Провела пальцами по его синим петлицам.
- Гимнастерка та самая, кавалерийская... И сапоги как на той фотографии, что как-то прислал со шпорами!
- Шпор нет, а сапоги те самые...
Проводила Галя мужа почти до самой вот этой лесничовки. Они остановились, когда послышался настороженный собачий лай. Назад шла чуть ли не до самой темноты: удивлялась, как легко и незаметно шла рядом с Виктором и как не идут ноги, как медленно тянется время на обратном пути.
В свою комнатушку с одним окном заходить не хотелось, сердце сжималось от сознания, что Виктора там уже нет и неизвестно, когда он будет... А может, и совсем не будет...
...Усталая и истомленная разлукой, свалилась на тот самый диван возле печи, где недавно сидела с Виктором. Представилось, что еще не остыло его тепло, слышится его дыхание... Уже стемнело, оконце, выходившее в сад, выделялось на белой стене неподвижным черным квадратом. И не хотелось зажигать лампу, а потом завешивать это единственное оконце и сидеть одной, как в погребе, не видеть даже того света, что еще сохранился в маленьком приусадебном садике. Главное же, исчезнет тогда представление, что Виктор еще тут, что, возможно, стоит возле окошка и вслушивается, откуда доносится тяжелый и зловещий гул вражеских самолетов да время от времени долетает эхо мощных взрывов.
"Снова Хреновое бомбят", - подумала тогда Галя...
...До Саратова добрались чуть ли не с первыми заморозками: Виктор и теперь не понимает, кто мог разрешить в то время так долго вести пополнение. Скорее всего это была одна из тех неувязок, которые часто случались в первые месяцы войны: батальон сформировали, а потом, видимо, забыли о нем. Это была не то воинская часть, не то обозно-гражданская. Никаких аттестатов на обеспечение, ни прав на заготовку продуктов батальон не имел. Держались в дороге только тем народным патриотизмом, который неизменно ощущался всюду. Приходили в колхоз, размещались по хатам, и командир батальона шел к председателю колхоза, писал ему разные требования и расписки на получение продуктов.
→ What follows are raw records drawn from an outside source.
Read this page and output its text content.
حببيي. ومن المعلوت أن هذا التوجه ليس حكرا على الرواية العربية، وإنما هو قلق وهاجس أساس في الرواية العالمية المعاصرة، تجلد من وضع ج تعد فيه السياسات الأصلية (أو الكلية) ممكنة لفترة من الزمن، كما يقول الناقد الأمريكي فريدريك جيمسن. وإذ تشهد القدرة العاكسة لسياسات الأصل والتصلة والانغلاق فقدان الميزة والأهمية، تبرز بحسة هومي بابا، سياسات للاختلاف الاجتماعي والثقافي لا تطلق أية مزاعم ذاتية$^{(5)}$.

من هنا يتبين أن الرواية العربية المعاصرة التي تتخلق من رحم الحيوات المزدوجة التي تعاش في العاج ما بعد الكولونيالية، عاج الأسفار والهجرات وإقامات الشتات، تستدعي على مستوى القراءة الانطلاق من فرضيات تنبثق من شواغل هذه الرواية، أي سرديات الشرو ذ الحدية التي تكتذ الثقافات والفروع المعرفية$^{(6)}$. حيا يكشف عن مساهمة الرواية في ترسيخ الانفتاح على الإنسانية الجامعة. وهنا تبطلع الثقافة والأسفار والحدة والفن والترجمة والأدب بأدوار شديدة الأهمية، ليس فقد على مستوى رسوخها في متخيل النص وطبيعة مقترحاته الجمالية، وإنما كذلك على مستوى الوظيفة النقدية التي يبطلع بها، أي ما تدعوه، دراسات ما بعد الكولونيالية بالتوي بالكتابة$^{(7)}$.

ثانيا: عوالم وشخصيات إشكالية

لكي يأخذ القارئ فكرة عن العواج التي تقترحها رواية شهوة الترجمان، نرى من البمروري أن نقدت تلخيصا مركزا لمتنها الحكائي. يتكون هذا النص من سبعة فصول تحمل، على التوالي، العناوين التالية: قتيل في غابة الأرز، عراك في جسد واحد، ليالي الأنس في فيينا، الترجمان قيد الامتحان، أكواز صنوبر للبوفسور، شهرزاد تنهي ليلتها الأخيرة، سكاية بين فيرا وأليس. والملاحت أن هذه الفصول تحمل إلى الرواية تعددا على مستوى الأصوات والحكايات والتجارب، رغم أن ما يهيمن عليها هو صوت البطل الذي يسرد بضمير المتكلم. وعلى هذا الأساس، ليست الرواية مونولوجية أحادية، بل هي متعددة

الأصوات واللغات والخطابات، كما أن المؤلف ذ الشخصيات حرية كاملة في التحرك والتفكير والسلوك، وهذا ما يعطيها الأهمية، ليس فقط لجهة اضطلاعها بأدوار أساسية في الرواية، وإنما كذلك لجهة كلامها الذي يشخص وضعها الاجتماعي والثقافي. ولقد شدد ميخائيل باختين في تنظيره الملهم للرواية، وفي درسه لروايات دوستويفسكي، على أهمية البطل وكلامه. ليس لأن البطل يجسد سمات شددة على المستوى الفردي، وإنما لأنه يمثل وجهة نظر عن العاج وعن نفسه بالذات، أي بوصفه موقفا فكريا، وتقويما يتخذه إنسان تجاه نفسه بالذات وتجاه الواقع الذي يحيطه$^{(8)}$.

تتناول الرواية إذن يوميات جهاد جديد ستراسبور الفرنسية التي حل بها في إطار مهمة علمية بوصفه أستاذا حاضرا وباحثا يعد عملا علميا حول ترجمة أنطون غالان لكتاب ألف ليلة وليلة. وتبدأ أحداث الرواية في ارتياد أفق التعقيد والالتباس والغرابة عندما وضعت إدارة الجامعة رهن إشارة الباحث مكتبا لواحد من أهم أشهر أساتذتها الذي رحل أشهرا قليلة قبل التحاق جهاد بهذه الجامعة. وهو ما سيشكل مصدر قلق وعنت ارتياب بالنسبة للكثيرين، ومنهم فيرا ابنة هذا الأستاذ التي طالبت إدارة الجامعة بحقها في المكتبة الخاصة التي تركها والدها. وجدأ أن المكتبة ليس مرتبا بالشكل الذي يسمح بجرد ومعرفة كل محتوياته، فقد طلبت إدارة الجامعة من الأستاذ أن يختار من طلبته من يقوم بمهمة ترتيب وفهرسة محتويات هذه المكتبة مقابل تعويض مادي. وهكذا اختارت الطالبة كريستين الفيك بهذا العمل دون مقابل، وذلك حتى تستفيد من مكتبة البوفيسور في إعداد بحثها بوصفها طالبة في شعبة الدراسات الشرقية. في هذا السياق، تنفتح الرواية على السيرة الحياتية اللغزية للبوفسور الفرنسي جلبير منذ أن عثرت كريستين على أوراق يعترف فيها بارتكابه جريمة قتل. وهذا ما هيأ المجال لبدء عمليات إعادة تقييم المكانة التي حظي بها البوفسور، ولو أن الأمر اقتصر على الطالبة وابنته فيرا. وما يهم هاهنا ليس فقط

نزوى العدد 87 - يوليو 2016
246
А если же случалось, что председатель колхоза колебался, то за дело брался Виктор - являлся в военной форме, вынимал из планшетки, которую приобрел еще на довоенной службе, документы старшего сержанта - и все становилось на свои места.
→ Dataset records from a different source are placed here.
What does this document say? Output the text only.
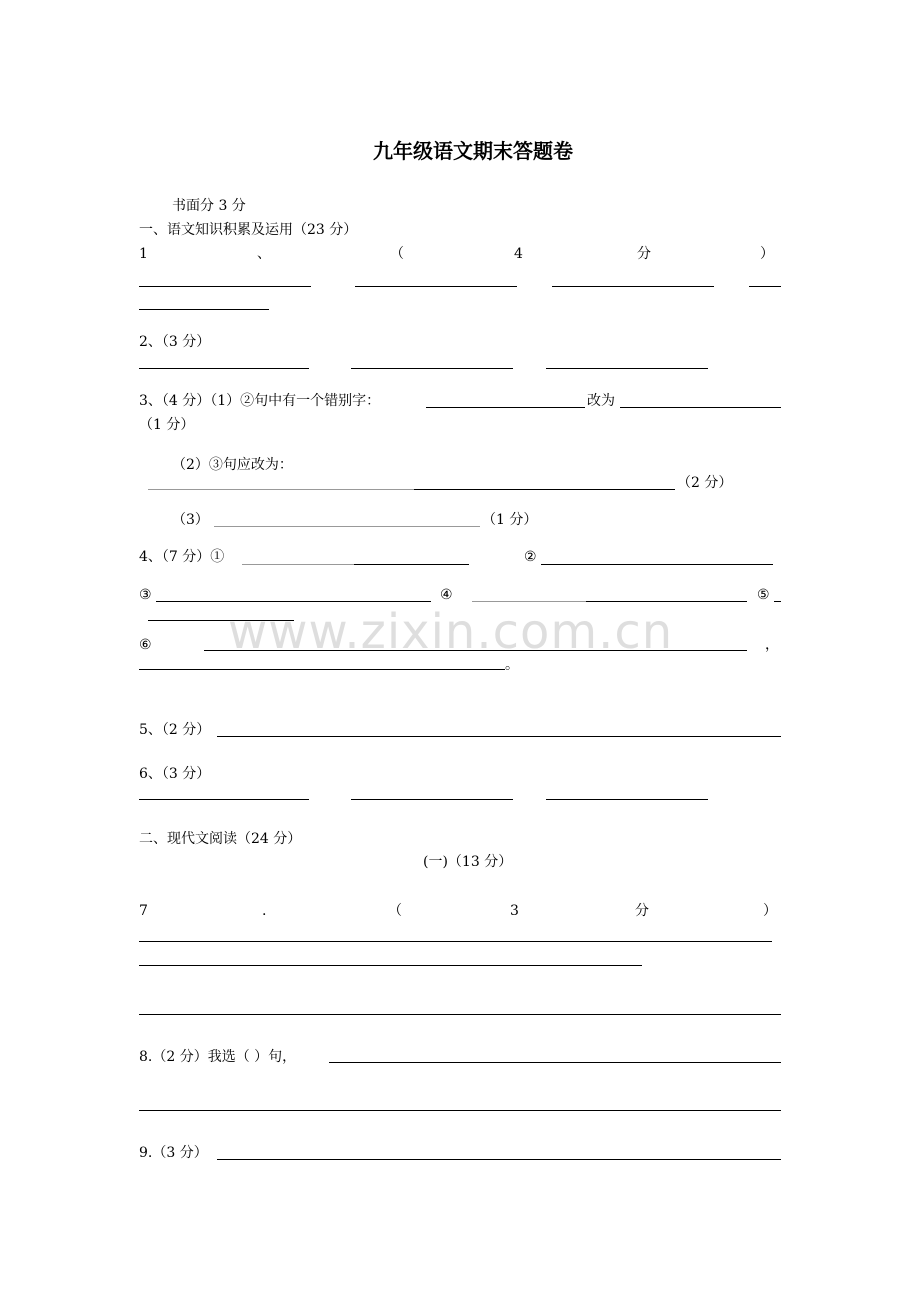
九年级语文期末答题卷
书面分 3 分
一、语文知识积累及运用（23 分）
1	、	（	4	分	）
2、（3 分）
3、（4 分）（1）②句中有一个错别字：	改为
（1 分）
（2）③句应改为：
（2 分）
（3）	（1 分）
4、（7 分）①	②
③	④	⑤
⑥	，
。
5、（2 分）
6、（3 分）
二、现代文阅读（24 分）
(一)（13 分）
7	.	（	3	分	）
8.（2 分）我选（ ）句，
9.（3 分）
www.zixin.com.cn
В Анне батальон задержался на лишние сутки, потому что надо было организовать выпечку хлеба. Это был самый обидный момент для Виктора: если бы знал, что выйдет задержка, то побыл бы еще дома, с Галей.
Печеный хлеб несли с собой. Когда съедалось все - организовывали новую выпечку. Направлялись будто бы самым коротким путем, а порой выходило, что одолевали за день какой-то десяток километров.
Этот поход всегда вспоминал Виктор с болью в душе. Сама фронтовая служба позднейшего времени не представлялась такой нескладной. Почему бы не подать полэшелона и не доставить запасников на место за один-два дня?
Командир батальона сначала и слушать об этом не хотел, и тут нетрудно было его понять: на фронте вряд ли нашлась бы для него такая служба. А тут он будто бы и при своих воинских обязанностях, и опасности для жизни никакой, и власть над людьми все-таки имеет. До этого назначения у него был только один подчиненный - инкассатор сберегательной кассы, а тут вон сколько людей.
Позднее, когда значительная часть запасников, а с ними и Виктор стали решительно протестовать - люди воюют, а мы тут побираемся по деревням, командир разрешил Вихореву зайти в один недалекий от их маршрута военкомат. Там сержанта выслушали будто бы и с сочувствием, но навстречу не пошли: все вагоны отсюда, если их удается выбить, отправляются на фронт, а не в тыл. Так что - топайте, братцы, не жалейте лаптей, пока вами не пополнили какую-нибудь встречную маршевую часть.
На одной промежуточной станции Вихорев дознался, что небольшой группе людей можно втиснуться в маршрутный эшелон. Подал просьбу - двинуться таким образом с группой наиболее активных новобранцев своей роты до места назначения и оттуда помочь всему батальону: может, даже выслать навстречу транспорт, поскольку известно было, что при запасном полку формируется отдельный автобатальон.
Комбат сначала кричал, возмущался, а потом стал просить Вихорева не бросать его.
- Пропаду я без тебя, - чуть не плача, жаловался он. - Люди разбегутся, - тогда меня под суд отдадут. И не просто под суд, а под трибунал...
И действительно, удивлялся Виктор, вспоминая теперь, - за всю дорогу ни один человек не сбежал из батальона. А было же - вольному воля: никто ни за кем не следил, в некоторых подразделениях даже и переклички не делалось, так как командовали ими такие же отставные добряки, как и этот временный комбат. Где-то на третьем месяце похода многие запасники вконец обносились, построение порой задерживалось на целый час, потому что люди латали свою одежду, ремонтировали обувь. Первое время в таких случаях комбат бегал по хатам, волновался, накидывался с руганью на командиров подразделений. А потом свыкся с обстоятельствами и притих. Запасники трогались с места, когда часть Вихорева была уже далеко. По ее следу медленно ковыляли остальные запасники. Комбат, в хорошей бурке, добытой в одном колхозе, ехал на обозной фурманке, которая везла припасенный хлеб и колхозную муку для новой выпечки.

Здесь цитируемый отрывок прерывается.